Not only did it require a bespoke in-vessel composter but the narrow streets of the capital meant the machine had to be small enough to be able to be transported along the roads to the installation location.

Product image B1400 Rocket Composter
Product image B1400 Rocket Composter
Product image B1400 Rocket Composter
Product image B1400 Rocket Composter
Product image B1400 Rocket Composter
Setting the scene

The solution

The Tidy Planet team worked closely with Les Alchimistes to design and manufacture the customised equipment, which saw the birth of a new Rocket Composter model. A smaller version of our biggest B2500 machine, this unit was named the B1400.

At 2.9m wide, the newly constructed composting system was just small enough to be ‘portable’ – i.e. not needing specialist transport and expensive road closures.

The kit can process up to two tonnes – 2,200 litres – of mixed food and shredded wood wastes daily – producing a high-quality compost output in just 10 days. In turn, this allows Les

Alchimistes to collect and treat more food waste than ever before – and the resulting compost is then sold throughout the city.

The system is fed by a bio-mixer hopper to homogenise the dewatered food waste – which has been previously inspected for contamination at a sorting table – with clean, shredded waste wood. The bio-mixer and the composter communicate and every hour the composter measures its own weight, the weight of the feed hopper and its contents, before discharging the end product.

Designed especially for the Lil’O project, the B1400 has been installed on St Denis Island – 10km north of the Eiffel Tower. Formerly used for the storage of building materials and municipal vehicles, the island was a desolate site in need of reclamation and remediation. Les Alchimistes therefore took the decision to revive as a composting centre – and home to the new machine.

The long-term plan is for the compost to be used to regenerate and rehabilitate the brownfield site.

It’s safe to say that this decentralised composting model has attracted a lot of attention across the globe for its innovation and sustainability – it was even featured on the BBC!

And following the success of Lil’O, in 2020 the organisation invested in a second B1400 for a new collection project in Paris’s Clos Saint Lazare neighbourhood.
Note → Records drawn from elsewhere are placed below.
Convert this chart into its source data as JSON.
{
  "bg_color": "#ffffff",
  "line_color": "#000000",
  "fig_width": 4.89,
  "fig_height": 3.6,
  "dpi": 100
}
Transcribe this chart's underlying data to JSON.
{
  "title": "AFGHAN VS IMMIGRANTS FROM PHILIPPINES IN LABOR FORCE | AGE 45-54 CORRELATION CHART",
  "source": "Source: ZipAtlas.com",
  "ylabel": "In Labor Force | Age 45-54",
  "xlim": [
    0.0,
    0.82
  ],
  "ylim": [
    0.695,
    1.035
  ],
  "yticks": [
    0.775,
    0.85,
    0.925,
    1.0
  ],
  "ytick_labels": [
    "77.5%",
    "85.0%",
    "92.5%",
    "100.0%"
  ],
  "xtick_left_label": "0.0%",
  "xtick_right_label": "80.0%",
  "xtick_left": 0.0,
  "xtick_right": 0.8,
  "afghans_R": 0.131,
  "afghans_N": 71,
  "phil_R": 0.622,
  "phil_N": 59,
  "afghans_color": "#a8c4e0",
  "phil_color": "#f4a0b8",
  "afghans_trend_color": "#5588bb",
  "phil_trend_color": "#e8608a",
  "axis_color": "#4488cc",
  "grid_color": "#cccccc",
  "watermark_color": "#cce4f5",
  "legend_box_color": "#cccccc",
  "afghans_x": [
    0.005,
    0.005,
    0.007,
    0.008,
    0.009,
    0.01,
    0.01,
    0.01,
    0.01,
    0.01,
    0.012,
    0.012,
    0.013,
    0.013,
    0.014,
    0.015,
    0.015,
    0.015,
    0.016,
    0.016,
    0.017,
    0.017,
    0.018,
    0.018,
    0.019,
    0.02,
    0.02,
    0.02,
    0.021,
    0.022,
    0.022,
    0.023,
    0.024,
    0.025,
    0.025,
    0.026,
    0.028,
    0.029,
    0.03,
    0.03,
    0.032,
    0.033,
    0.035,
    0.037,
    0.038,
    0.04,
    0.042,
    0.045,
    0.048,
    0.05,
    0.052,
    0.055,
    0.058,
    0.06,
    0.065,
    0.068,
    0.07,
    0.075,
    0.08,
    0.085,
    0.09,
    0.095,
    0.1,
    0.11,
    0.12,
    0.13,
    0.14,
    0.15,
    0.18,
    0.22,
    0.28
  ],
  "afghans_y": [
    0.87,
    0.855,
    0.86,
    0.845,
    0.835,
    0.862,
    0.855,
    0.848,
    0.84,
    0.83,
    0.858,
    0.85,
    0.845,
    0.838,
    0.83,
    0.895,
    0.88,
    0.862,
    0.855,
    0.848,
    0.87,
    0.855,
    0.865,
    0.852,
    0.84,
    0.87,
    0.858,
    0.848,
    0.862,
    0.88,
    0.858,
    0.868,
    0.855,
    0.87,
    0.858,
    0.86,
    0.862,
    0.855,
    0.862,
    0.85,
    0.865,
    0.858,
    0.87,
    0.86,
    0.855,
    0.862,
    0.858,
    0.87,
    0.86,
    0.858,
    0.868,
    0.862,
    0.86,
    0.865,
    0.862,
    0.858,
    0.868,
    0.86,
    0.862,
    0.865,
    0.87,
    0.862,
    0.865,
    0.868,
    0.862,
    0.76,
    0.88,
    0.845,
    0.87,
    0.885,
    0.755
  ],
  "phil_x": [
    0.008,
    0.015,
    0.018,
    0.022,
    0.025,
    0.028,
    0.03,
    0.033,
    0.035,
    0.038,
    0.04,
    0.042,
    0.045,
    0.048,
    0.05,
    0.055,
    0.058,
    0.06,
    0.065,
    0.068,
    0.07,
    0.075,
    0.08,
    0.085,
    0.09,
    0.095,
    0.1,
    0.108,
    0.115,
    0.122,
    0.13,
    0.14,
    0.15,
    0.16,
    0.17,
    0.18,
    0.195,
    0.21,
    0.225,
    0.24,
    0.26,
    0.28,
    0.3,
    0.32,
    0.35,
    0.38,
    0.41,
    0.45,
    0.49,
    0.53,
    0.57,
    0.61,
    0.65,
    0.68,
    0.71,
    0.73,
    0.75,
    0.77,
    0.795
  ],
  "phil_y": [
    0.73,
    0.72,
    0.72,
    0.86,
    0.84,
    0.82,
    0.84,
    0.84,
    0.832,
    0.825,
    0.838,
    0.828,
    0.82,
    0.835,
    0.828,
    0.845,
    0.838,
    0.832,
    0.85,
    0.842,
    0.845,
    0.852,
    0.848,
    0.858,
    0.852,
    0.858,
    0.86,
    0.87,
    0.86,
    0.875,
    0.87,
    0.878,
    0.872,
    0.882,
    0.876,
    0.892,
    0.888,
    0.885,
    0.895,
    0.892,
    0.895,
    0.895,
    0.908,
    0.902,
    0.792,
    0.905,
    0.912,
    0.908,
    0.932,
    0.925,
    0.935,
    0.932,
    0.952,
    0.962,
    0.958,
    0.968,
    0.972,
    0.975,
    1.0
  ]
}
This sees the team collect biowastes from the 10,000-strong community – including both businesses and households – but this time by horse and cart.
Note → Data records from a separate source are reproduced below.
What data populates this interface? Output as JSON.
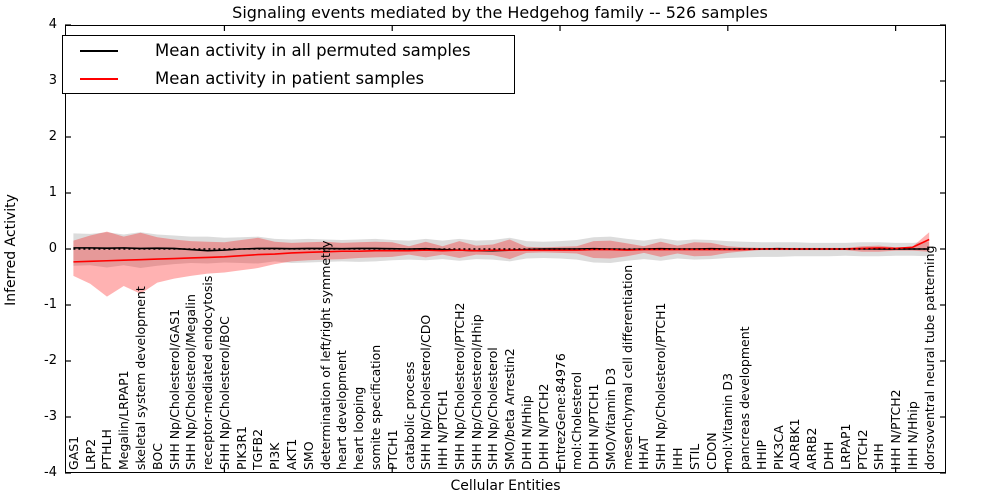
{
  "figure": {
    "title": "Signaling events mediated by the Hedgehog family -- 526 samples"
  },
  "legend": {
    "entries": [
      {
        "label": "Mean activity in all permuted samples",
        "color": "#000000"
      },
      {
        "label": "Mean activity in patient samples",
        "color": "#ff0000"
      }
    ]
  },
  "chart_data": {
    "type": "line",
    "title": "Signaling events mediated by the Hedgehog family -- 526 samples",
    "xlabel": "Cellular Entities",
    "ylabel": "Inferred Activity",
    "ylim": [
      -4,
      4
    ],
    "yticks": [
      -4,
      -3,
      -2,
      -1,
      0,
      1,
      2,
      3,
      4
    ],
    "xtick_indices": [
      9,
      19,
      29,
      39,
      49
    ],
    "grid": false,
    "legend_position": "upper left",
    "categories": [
      "GAS1",
      "LRP2",
      "PTHLH",
      "Megalin/LRPAP1",
      "skeletal system development",
      "BOC",
      "SHH Np/Cholesterol/GAS1",
      "SHH Np/Cholesterol/Megalin",
      "receptor-mediated endocytosis",
      "SHH Np/Cholesterol/BOC",
      "PIK3R1",
      "TGFB2",
      "PI3K",
      "AKT1",
      "SMO",
      "determination of left/right symmetry",
      "heart development",
      "heart looping",
      "somite specification",
      "PTCH1",
      "catabolic process",
      "SHH Np/Cholesterol/CDO",
      "IHH N/PTCH1",
      "SHH Np/Cholesterol/PTCH2",
      "SHH Np/Cholesterol/Hhip",
      "SHH Np/Cholesterol",
      "SMO/beta Arrestin2",
      "DHH N/Hhip",
      "DHH N/PTCH2",
      "EntrezGene:84976",
      "mol:Cholesterol",
      "DHH N/PTCH1",
      "SMO/Vitamin D3",
      "mesenchymal cell differentiation",
      "HHAT",
      "SHH Np/Cholesterol/PTCH1",
      "IHH",
      "STIL",
      "CDON",
      "mol:Vitamin D3",
      "pancreas development",
      "HHIP",
      "PIK3CA",
      "ADRBK1",
      "ARRB2",
      "DHH",
      "LRPAP1",
      "PTCH2",
      "SHH",
      "IHH N/PTCH2",
      "IHH N/Hhip",
      "dorsoventral neural tube patterning"
    ],
    "series": [
      {
        "name": "Mean activity in all permuted samples",
        "color": "#000000",
        "style": "solid",
        "values": [
          0.02,
          0.02,
          0.015,
          0.02,
          0.01,
          0.015,
          0.01,
          -0.01,
          -0.03,
          -0.02,
          0.0,
          0.01,
          0.01,
          0.005,
          0.01,
          0.01,
          0.005,
          0.01,
          0.01,
          0.005,
          0.0,
          0.005,
          -0.01,
          -0.02,
          -0.03,
          -0.03,
          -0.02,
          -0.01,
          0.0,
          0.0,
          0.0,
          0.005,
          0.0,
          -0.01,
          0.0,
          0.005,
          0.0,
          0.0,
          0.005,
          0.0,
          0.0,
          0.0,
          0.005,
          0.0,
          0.0,
          0.0,
          0.0,
          0.005,
          0.0,
          0.0,
          0.0,
          0.0
        ]
      },
      {
        "name": "Mean activity in patient samples",
        "color": "#ff0000",
        "style": "solid",
        "values": [
          -0.23,
          -0.22,
          -0.21,
          -0.2,
          -0.19,
          -0.18,
          -0.17,
          -0.16,
          -0.15,
          -0.14,
          -0.12,
          -0.1,
          -0.09,
          -0.07,
          -0.06,
          -0.05,
          -0.04,
          -0.04,
          -0.03,
          -0.03,
          -0.03,
          -0.02,
          -0.03,
          -0.02,
          -0.03,
          -0.02,
          -0.02,
          -0.02,
          -0.02,
          -0.02,
          -0.02,
          -0.01,
          -0.01,
          -0.02,
          -0.01,
          -0.01,
          -0.01,
          -0.01,
          -0.01,
          -0.01,
          -0.01,
          0.0,
          0.0,
          0.0,
          0.0,
          0.0,
          0.0,
          0.01,
          0.02,
          0.01,
          0.03,
          0.17
        ]
      },
      {
        "name": "zero reference",
        "color": "#000000",
        "style": "dotted",
        "constant": 0
      }
    ],
    "bands": [
      {
        "name": "permuted samples band",
        "color": "rgba(128,128,128,0.28)",
        "upper": [
          0.28,
          0.27,
          0.3,
          0.26,
          0.3,
          0.26,
          0.24,
          0.22,
          0.22,
          0.2,
          0.21,
          0.22,
          0.18,
          0.17,
          0.18,
          0.17,
          0.16,
          0.17,
          0.18,
          0.16,
          0.15,
          0.18,
          0.15,
          0.18,
          0.15,
          0.16,
          0.2,
          0.14,
          0.13,
          0.14,
          0.16,
          0.21,
          0.22,
          0.18,
          0.15,
          0.19,
          0.15,
          0.17,
          0.16,
          0.14,
          0.13,
          0.12,
          0.12,
          0.12,
          0.11,
          0.11,
          0.11,
          0.12,
          0.12,
          0.11,
          0.11,
          0.13
        ],
        "lower": [
          -0.3,
          -0.29,
          -0.33,
          -0.29,
          -0.34,
          -0.3,
          -0.27,
          -0.25,
          -0.26,
          -0.24,
          -0.25,
          -0.26,
          -0.22,
          -0.25,
          -0.24,
          -0.23,
          -0.22,
          -0.23,
          -0.22,
          -0.2,
          -0.19,
          -0.2,
          -0.18,
          -0.21,
          -0.18,
          -0.19,
          -0.22,
          -0.17,
          -0.16,
          -0.17,
          -0.19,
          -0.24,
          -0.25,
          -0.21,
          -0.18,
          -0.21,
          -0.17,
          -0.19,
          -0.18,
          -0.16,
          -0.15,
          -0.14,
          -0.14,
          -0.13,
          -0.13,
          -0.13,
          -0.12,
          -0.13,
          -0.13,
          -0.12,
          -0.12,
          -0.13
        ]
      },
      {
        "name": "patient samples band",
        "color": "rgba(255,0,0,0.30)",
        "upper": [
          0.15,
          0.24,
          0.31,
          0.22,
          0.29,
          0.21,
          0.17,
          0.14,
          0.13,
          0.12,
          0.16,
          0.2,
          0.13,
          0.11,
          0.12,
          0.13,
          0.11,
          0.12,
          0.13,
          0.12,
          0.05,
          0.13,
          0.05,
          0.14,
          0.06,
          0.08,
          0.17,
          0.04,
          0.03,
          0.04,
          0.05,
          0.14,
          0.15,
          0.1,
          0.05,
          0.13,
          0.06,
          0.12,
          0.11,
          0.05,
          0.03,
          0.02,
          0.02,
          0.02,
          0.02,
          0.02,
          0.02,
          0.05,
          0.06,
          0.03,
          0.04,
          0.3
        ],
        "lower": [
          -0.48,
          -0.62,
          -0.85,
          -0.66,
          -0.8,
          -0.6,
          -0.53,
          -0.48,
          -0.44,
          -0.42,
          -0.38,
          -0.34,
          -0.27,
          -0.22,
          -0.2,
          -0.19,
          -0.18,
          -0.16,
          -0.15,
          -0.14,
          -0.1,
          -0.15,
          -0.1,
          -0.16,
          -0.1,
          -0.11,
          -0.18,
          -0.07,
          -0.06,
          -0.07,
          -0.08,
          -0.16,
          -0.17,
          -0.13,
          -0.07,
          -0.14,
          -0.08,
          -0.13,
          -0.12,
          -0.07,
          -0.04,
          -0.02,
          -0.02,
          -0.02,
          -0.02,
          -0.02,
          -0.02,
          -0.05,
          -0.05,
          -0.03,
          -0.03,
          -0.05
        ]
      }
    ]
  }
}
For the tender, the French Government stipulated that the collection method had to be low carbon and eco-friendly, and Les Alchimistes opted for the more traditional transportation method, so that it could partner with a nearby urban farm – where the distance to the collection and processing points are minimal.

The three-year trial project aims to process 300 tonnes annually during this time, and the results will help shape the Government’s decision around a future law on ecological transition – which would require all local authorities to provide a dedicated biowaste collection service by 2023.

We’re so proud and excited that our technology plays a key role in helping to drive a more circular economy and sustainable future in France.